Posted in Search & Social — February 3, 2012

Originally posted on our Big Daylight division blog, this post takes a look at the frenzied social media response to the Komen funding issue.

Disclaimer: This a post about social media, not politics. There are plenty of social and political lessons to be learned here on both sides, but the power of online communication and engagement applies to both sides of the argument.

I logged into Facebook around 7 this morning and discovered that my feed had been taken over by the Susan G Komen Foundation.  Family, friends, and colleagues were abuzz with the de-funding of Planned Parenthood. Here’s just one of a few notices that popped up:

Political view aside, my antennae started to perk up. Comment deletions? Isn’t that against the 10 Commandments of Social Media Management?  So off I went to the Susan G Komen page. There I found a social media hailstorm. THOUSANDS of comments. Thousands of comment deletions. Thousands of comments about the comment deletions. Deleted comments about comment deletion comments.
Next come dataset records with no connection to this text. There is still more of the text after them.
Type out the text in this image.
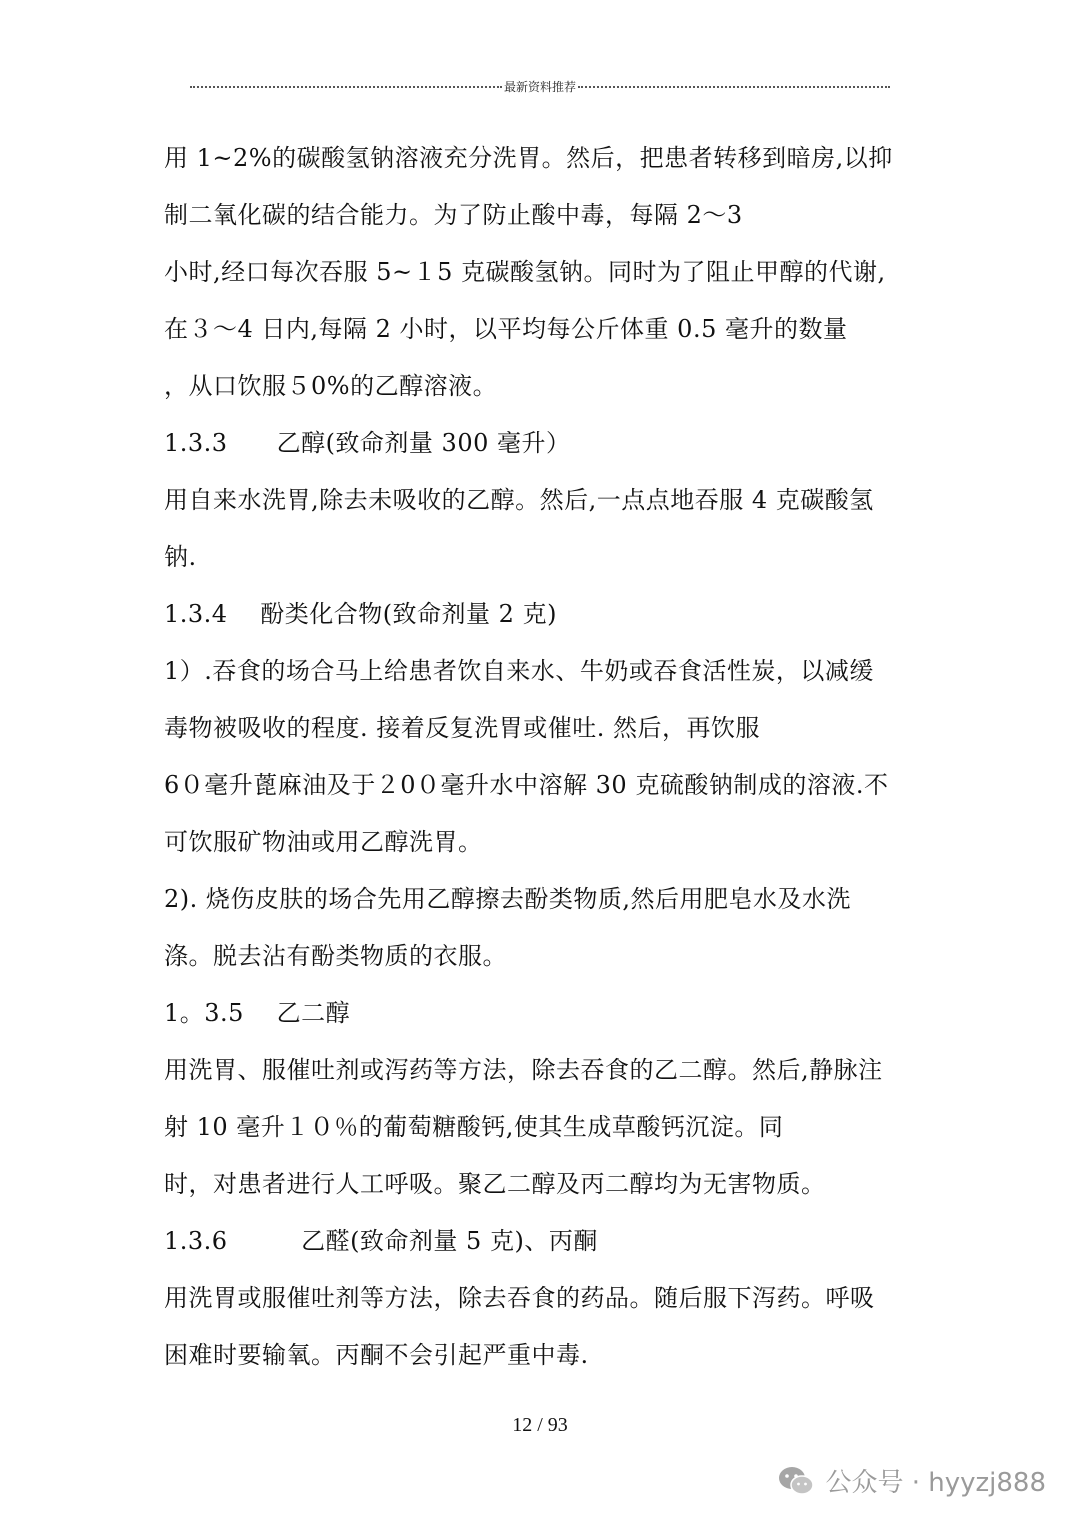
最新资料推荐
用 1~2%的碳酸氢钠溶液充分洗胃。然后，把患者转移到暗房,以抑
制二氧化碳的结合能力。为了防止酸中毒，每隔 2～3
小时,经口每次吞服 5~１5 克碳酸氢钠。同时为了阻止甲醇的代谢,
在３～4 日内,每隔 2 小时，以平均每公斤体重 0.5 毫升的数量
，从口饮服５0%的乙醇溶液。
1.3.3　　乙醇(致命剂量 300 毫升）
用自来水洗胃,除去未吸收的乙醇。然后,一点点地吞服 4 克碳酸氢
钠.
1.3.4　 酚类化合物(致命剂量 2 克)
1）.吞食的场合马上给患者饮自来水、牛奶或吞食活性炭，以减缓
毒物被吸收的程度. 接着反复洗胃或催吐. 然后，再饮服
6０毫升蓖麻油及于２0０毫升水中溶解 30 克硫酸钠制成的溶液.不
可饮服矿物油或用乙醇洗胃。
2). 烧伤皮肤的场合先用乙醇擦去酚类物质,然后用肥皂水及水洗
涤。脱去沾有酚类物质的衣服。
1。3.5　 乙二醇
用洗胃、服催吐剂或泻药等方法，除去吞食的乙二醇。然后,静脉注
射 10 毫升１０％的葡萄糖酸钙,使其生成草酸钙沉淀。同
时，对患者进行人工呼吸。聚乙二醇及丙二醇均为无害物质。
1.3.6　　　乙醛(致命剂量 5 克)、丙酮
用洗胃或服催吐剂等方法，除去吞食的药品。随后服下泻药。呼吸
困难时要输氧。丙酮不会引起严重中毒.
12 / 93
公众号 · hyyzj888
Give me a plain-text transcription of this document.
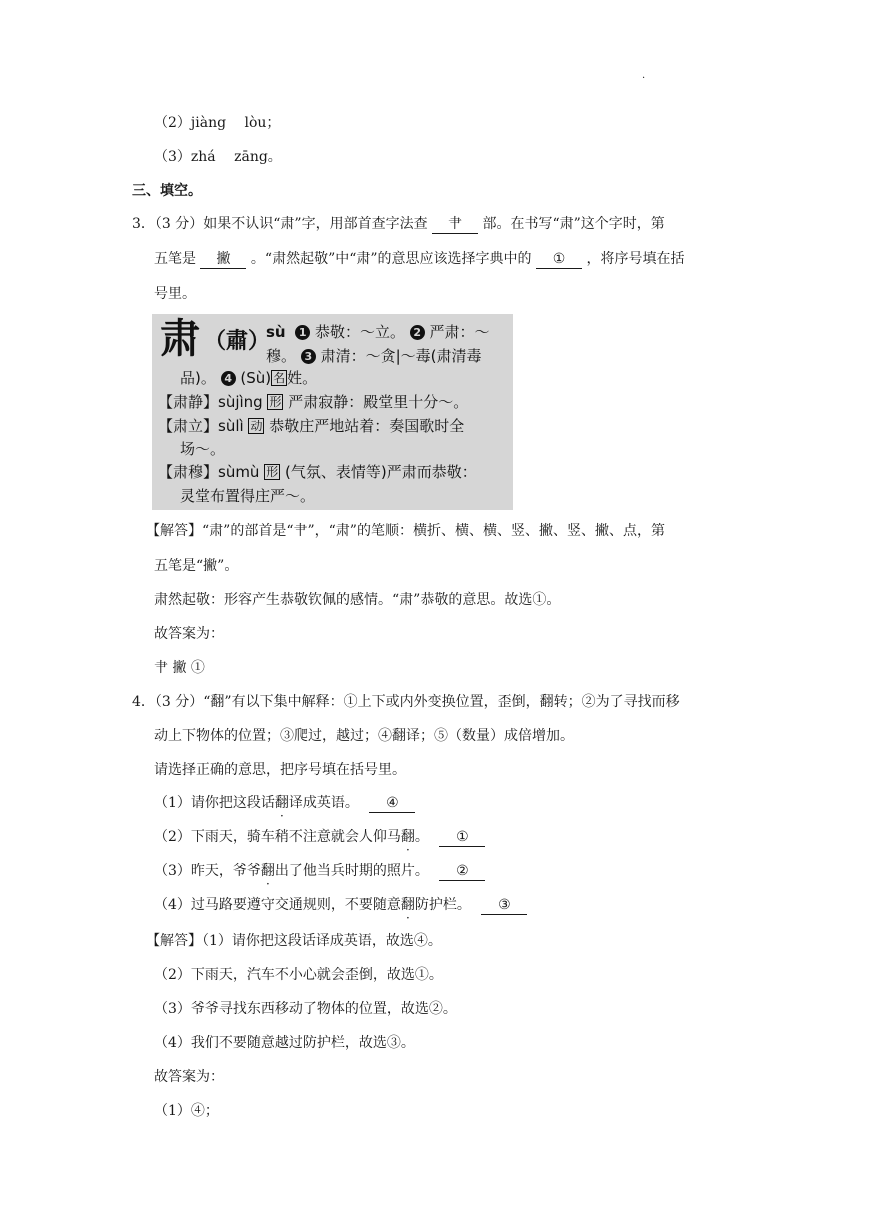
.
（2）jiàng　 lòu；
（3）zhá　 zāng。
三、填空。
3．（3 分）如果不认识“肃”字，用部首查字法查 肀 部。在书写“肃”这个字时，第
五笔是 撇 。“肃然起敬”中“肃”的意思应该选择字典中的 ① ，将序号填在括
号里。
肃 （肅）
sù 1 恭敬：～立。 2 严肃：～
穆。 3 肃清：～贪|～毒(肃清毒
品)。 4 (Sù) 名 姓。
【肃静】sùjìng 形 严肃寂静：殿堂里十分～。
【肃立】sùlì 动 恭敬庄严地站着：奏国歌时全
场～。
【肃穆】sùmù 形 (气氛、表情等)严肃而恭敬：
灵堂布置得庄严～。
【解答】“肃”的部首是“肀”，“肃”的笔顺：横折、横、横、竖、撇、竖、撇、点，第
五笔是“撇”。
肃然起敬：形容产生恭敬钦佩的感情。“肃”恭敬的意思。故选①。
故答案为：
肀 撇 ①
4．（3 分）“翻”有以下集中解释：①上下或内外变换位置，歪倒，翻转；②为了寻找而移
动上下物体的位置；③爬过，越过；④翻译；⑤（数量）成倍增加。
请选择正确的意思，把序号填在括号里。
（1）请你把这段话翻译成英语。 ④
（2）下雨天，骑车稍不注意就会人仰马翻。 ①
（3）昨天，爷爷翻出了他当兵时期的照片。 ②
（4）过马路要遵守交通规则，不要随意翻防护栏。 ③
【解答】（1）请你把这段话译成英语，故选④。
（2）下雨天，汽车不小心就会歪倒，故选①。
（3）爷爷寻找东西移动了物体的位置，故选②。
（4）我们不要随意越过防护栏，故选③。
故答案为：
（1）④；
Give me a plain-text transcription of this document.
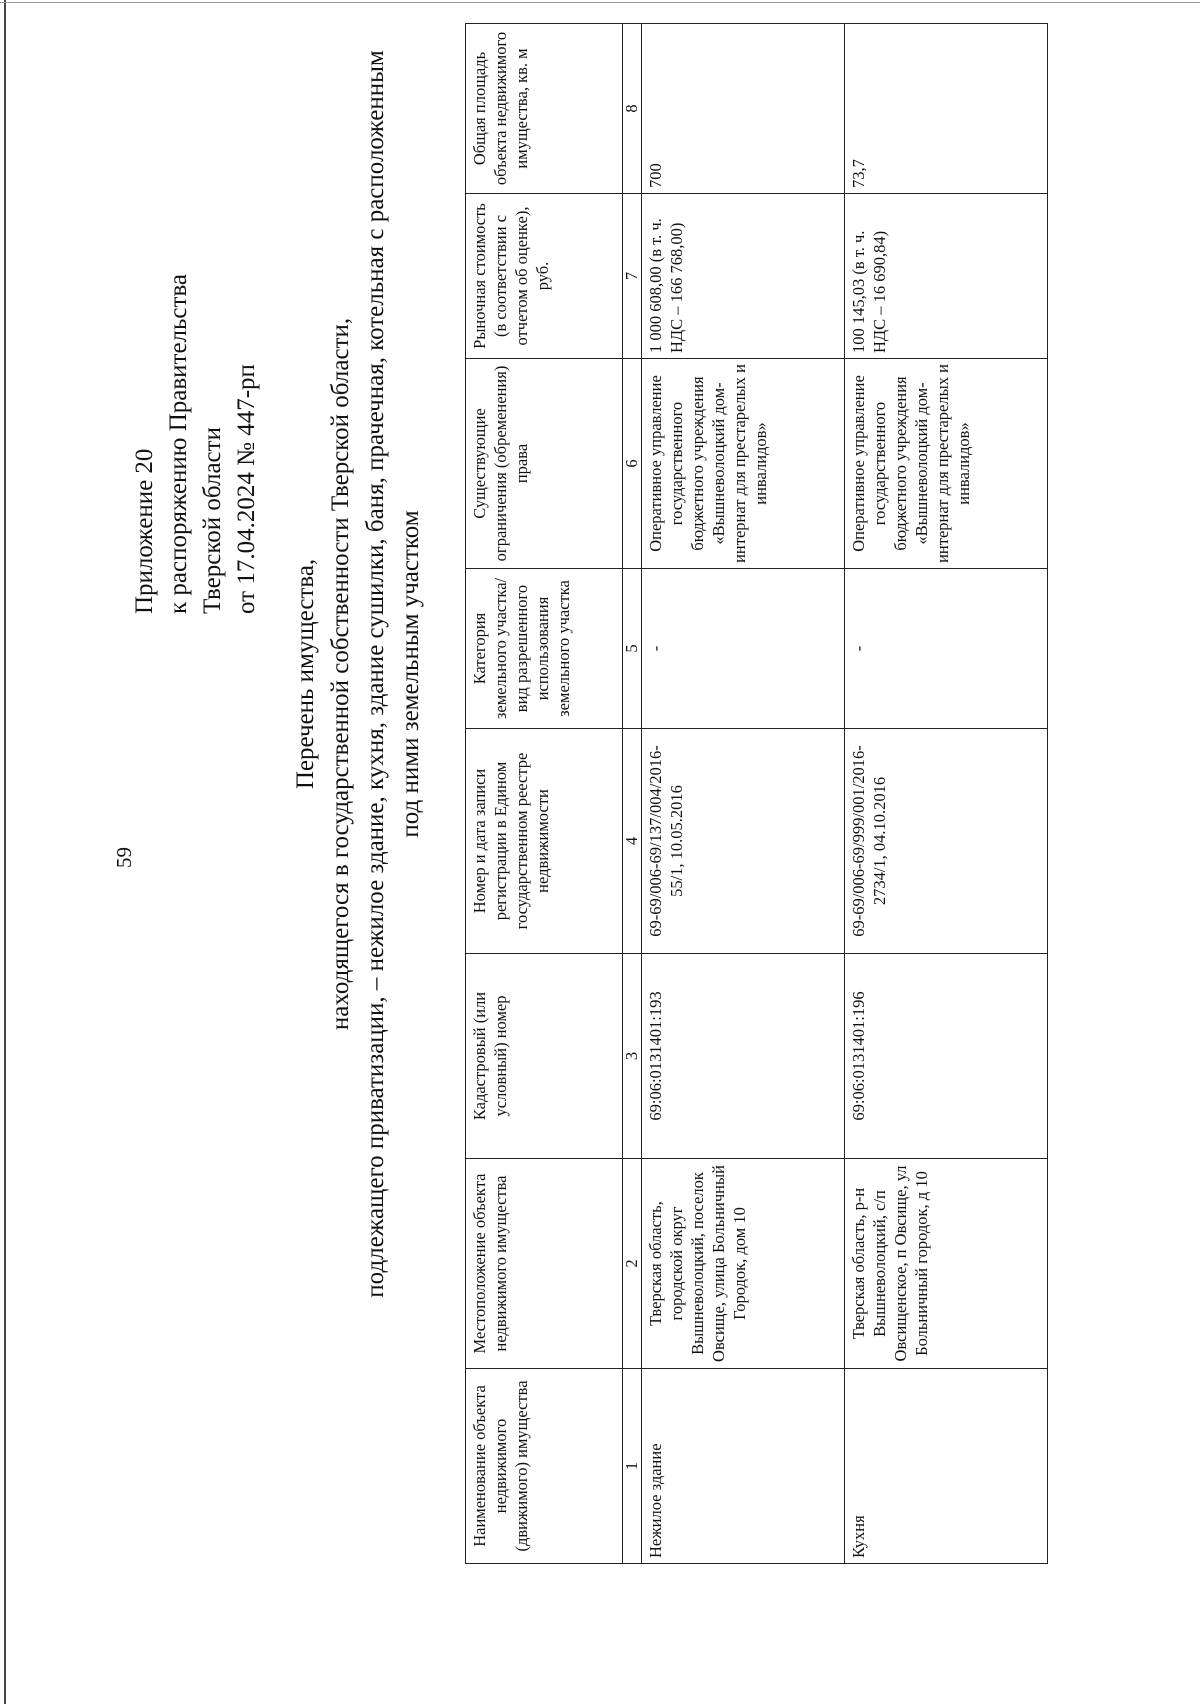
59
Приложение 20 к распоряжению Правительства Тверской области от 17.04.2024 № 447-рп
Перечень имущества, находящегося в государственной собственности Тверской области, подлежащего приватизации, – нежилое здание, кухня, здание сушилки, баня, прачечная, котельная с расположенным под ними земельным участком
Наименование объекта недвижимого (движимого) имущества	Местоположение объекта недвижимого имущества	Кадастровый (или условный) номер	Номер и дата записи регистрации в Едином государственном реестре недвижимости	Категория земельного участка/вид разрешенного использования земельного участка	Существующие ограничения (обременения) права	Рыночная стоимость (в соответствии с отчетом об оценке), руб.	Общая площадь объекта недвижимого имущества, кв. м
1	2	3	4	5	6	7	8
Нежилое здание	Тверская область, городской округ Вышневолоцкий, поселок Овсище, улица Больничный Городок, дом 10	69:06:0131401:193	69-69/006-69/137/004/2016-55/1, 10.05.2016	-	Оперативное управление государственного бюджетного учреждения «Вышневолоцкий дом-интернат для престарелых и инвалидов»	1 000 608,00 (в т. ч. НДС – 166 768,00)	700
Кухня	Тверская область, р-н Вышневолоцкий, с/п Овсищенское, п Овсище, ул Больничный городок, д 10	69:06:0131401:196	69-69/006-69/999/001/2016-2734/1, 04.10.2016	-	Оперативное управление государственного бюджетного учреждения «Вышневолоцкий дом-интернат для престарелых и инвалидов»	100 145,03 (в т. ч. НДС – 16 690,84)	73,7
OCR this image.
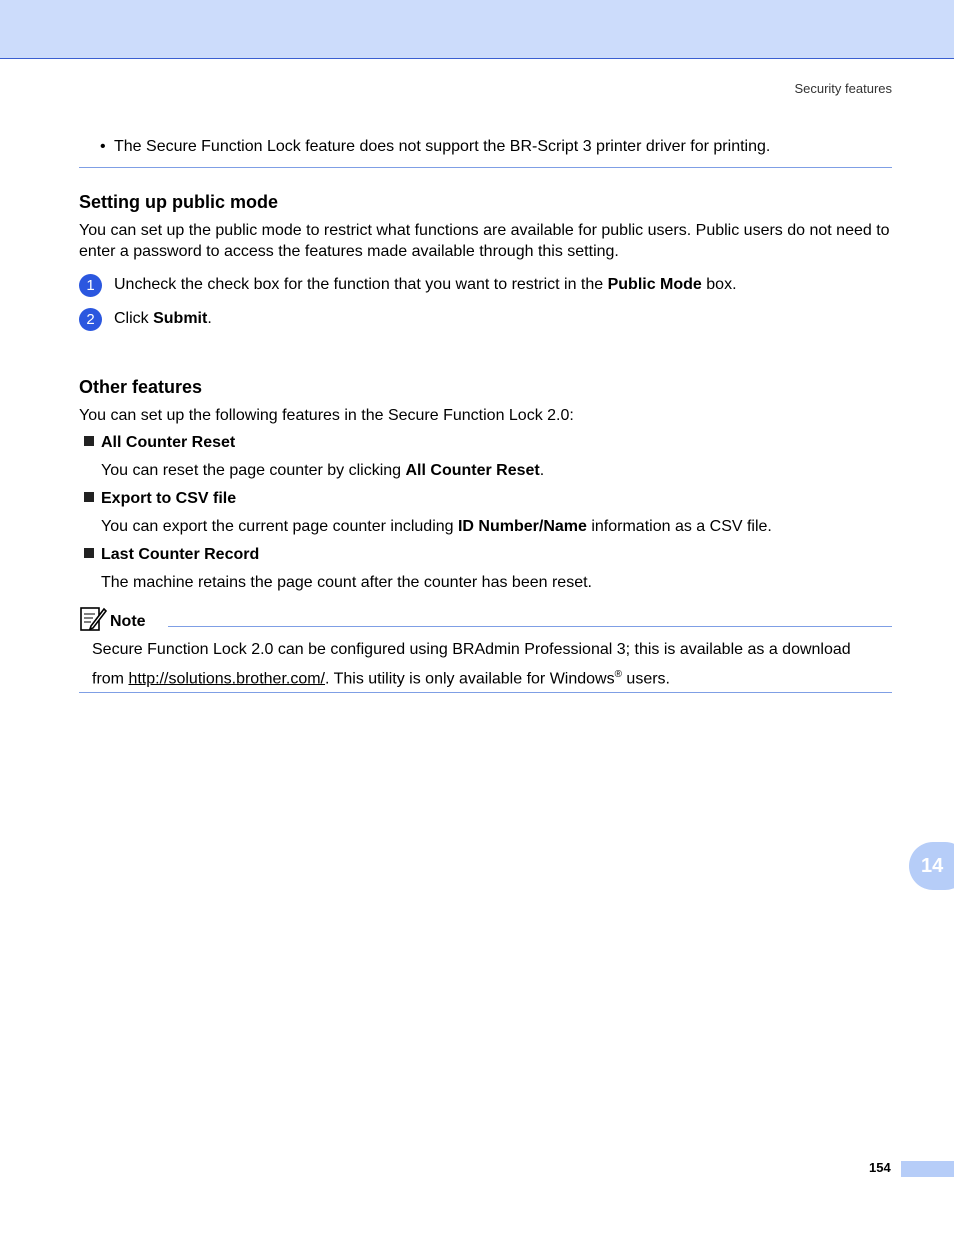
Security features
• The Secure Function Lock feature does not support the BR-Script 3 printer driver for printing.
Setting up public mode

You can set up the public mode to restrict what functions are available for public users. Public users do not need to enter a password to access the features made available through this setting.

1	Uncheck the check box for the function that you want to restrict in the Public Mode box.
2	Click Submit.
Other features

You can set up the following features in the Secure Function Lock 2.0:

All Counter Reset
You can reset the page counter by clicking All Counter Reset.
Export to CSV file
You can export the current page counter including ID Number/Name information as a CSV file.
Last Counter Record
The machine retains the page count after the counter has been reset.
Note

Secure Function Lock 2.0 can be configured using BRAdmin Professional 3; this is available as a download
from http://solutions.brother.com/. This utility is only available for Windows® users.

14
154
Then I did a few Google searches. The results were not pretty.  It was a public relations meltdown, complete with board shakeup.

The takeaways for digital marketers:

  1. You can’t “delete” a social media backlash.
    If you have a Facebook page, for example, be ready to engage. Because if you delete a post, it’s like trying to cut the head off Hydra – two will emerge in its place.
  2. The conversation will happen with or without you.
    So many companies nowadays try to decide if the “want to be on” Facebook or Twitter. The thing is: you are there whether you like it or not. People will talk about you, regardless of whether or not you have an official page or not. Take control of the situation by owning your social presence, instead of avoiding it.  In fact, engaging on your own page is your opportunity to respond to and communicate with your audience in the most authentic way possible.
  3. Know your audience. And don’t betray them.
    The striking thing about the Susan G Komen foundation is how completely out of touch they appeared to be many people that supported them. Again, without taking sides, it’s incredible to see such a beloved non-profit organization, with such a noble mission, alienate such a devastatingly large segment of their donor base that they evidently didn’t expect to react.
  4. BE NICE.
    This is feedback for any and all online commenters anywhere about the Susan G. Komen foundation.  If you’re trying to help someone understand why someone matters to you, swearing and insults help nothing; in fact, they do you a disservice. If someone already doesn’t agree with you, it’s unlikely vitriol will move them into your camp. Learning how to spell is also important.
  5. Online Groundswells are forces to be reckoned with.
    The power is awesome, when you think about it. In January,  SOPA was stopped dead in its tracks because of online backlash and buzz. And today? Well, it’s not morning anymore.
  6. LISTEN. AND RESPOND.
    The Susan G Komen foundation reversed their stance and announced that they will continue to fund existing grants – including Planned Parenthood.  The most important thing here is that after appearing not to listen, and after appearing to be at odds with a huge portion of their supporter base, they started to listen. And what’s more, they’re starting to act on the feedback. That’s something all of us can learn from.